Therapy may help you:
Understand the cycle the two of you are caught in
Reduce pressure, defensiveness, and repeated sexual conflict
Talk about sex without triggering shutdown, blame, or withdrawal
Identify what is actually shaping desire in the relationship
Rebuild trust after repeated rejection, resentment, or avoidance
Differentiate between spontaneous desire, responsive desire, anxiety, and shutdown
Address the emotional patterns that interfere with erotic connection
Restore affection and intimacy that no longer feels loaded or dangerous
Build a more mutual, alive, and workable sexual relationship
This work requires more than general couples therapy
Many couples therapists can help with communication.
Far fewer are specifically trained to work with the sexual dynamics that often live underneath desire discrepancy:
erotic tension
avoidance
shame
performance pressure
sexual shutdown
resentment around initiation
fear of rejection
long-standing desire imbalances
the meaning each partner makes of sex itself
When desire has become emotionally charged, therapy needs to address both:
the relationship system, and
the sexual system
That is the focus of this work.
Common desire discrepancy patterns I work with
Pursuer / Withdrawer Pattern
One partner reaches for sex as a way to feel close, desired, or reassured.
The other feels pressure, shutdown, or dread—and begins to avoid.
Rejection / Resentment Cycle
One partner feels chronically rejected.
The other feels chronically criticized, guilty, or “not enough.”
Affection Becomes Loaded
Touch, cuddling, or closeness starts to feel risky because it may lead to expectation, disappointment, or conflict.
Emotional Disconnection Reduces Desire
Sex becomes harder when unresolved hurt, resentment, loneliness, or disconnection has been building for a long time.
Performance Anxiety / Sexual Insecurity
Sometimes desire issues are complicated by erectile dysfunction, orgasm difficulties, body image concerns, or fear of failure.
Post-Betrayal Sexual Shutdown
After infidelity, secrecy, or a major rupture, desire often becomes tangled with fear, grief, vigilance, or anger.
Erotic Flatness in Long-Term Relationships
The relationship is loving and functional—but the erotic energy has become stale, predictable, or absent.
Frequently Asked Questions
Is desire discrepancy normal in long-term relationships?
Yes. Differences in desire are extremely common. The problem is usually not that the difference exists—it’s the painful pattern that develops around it when it goes unaddressed.
Can therapy help if one partner wants sex much more often than the other?
Yes. Therapy can help you understand the deeper emotional and sexual dynamics shaping the gap, reduce pressure and conflict, and build a more workable path forward.

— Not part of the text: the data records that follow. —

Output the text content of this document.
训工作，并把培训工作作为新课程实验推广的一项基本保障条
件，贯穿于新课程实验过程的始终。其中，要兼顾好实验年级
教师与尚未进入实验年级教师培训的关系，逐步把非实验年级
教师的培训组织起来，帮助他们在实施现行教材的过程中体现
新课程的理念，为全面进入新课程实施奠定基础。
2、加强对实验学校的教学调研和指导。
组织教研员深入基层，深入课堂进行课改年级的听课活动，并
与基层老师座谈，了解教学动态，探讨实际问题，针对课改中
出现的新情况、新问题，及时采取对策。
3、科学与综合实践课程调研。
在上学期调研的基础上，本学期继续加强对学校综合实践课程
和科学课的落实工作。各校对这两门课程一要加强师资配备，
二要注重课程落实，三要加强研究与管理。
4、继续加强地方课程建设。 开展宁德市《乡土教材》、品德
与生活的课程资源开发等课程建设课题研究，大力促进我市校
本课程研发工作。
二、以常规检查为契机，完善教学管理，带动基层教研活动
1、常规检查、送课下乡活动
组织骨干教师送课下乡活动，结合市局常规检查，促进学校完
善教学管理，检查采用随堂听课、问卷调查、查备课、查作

Do you work with couples even if sex has almost stopped entirely?
Yes. Many couples reach out after months—or sometimes years—of avoidance, tension, or very limited intimacy.
Do you work with individuals or only couples for desire issues?
I work with both. Sometimes the work is best done as a couple, and sometimes individual therapy is the right place to begin.
Is this available online throughout California?
Yes. All sessions are held online, and I work with clients throughout California.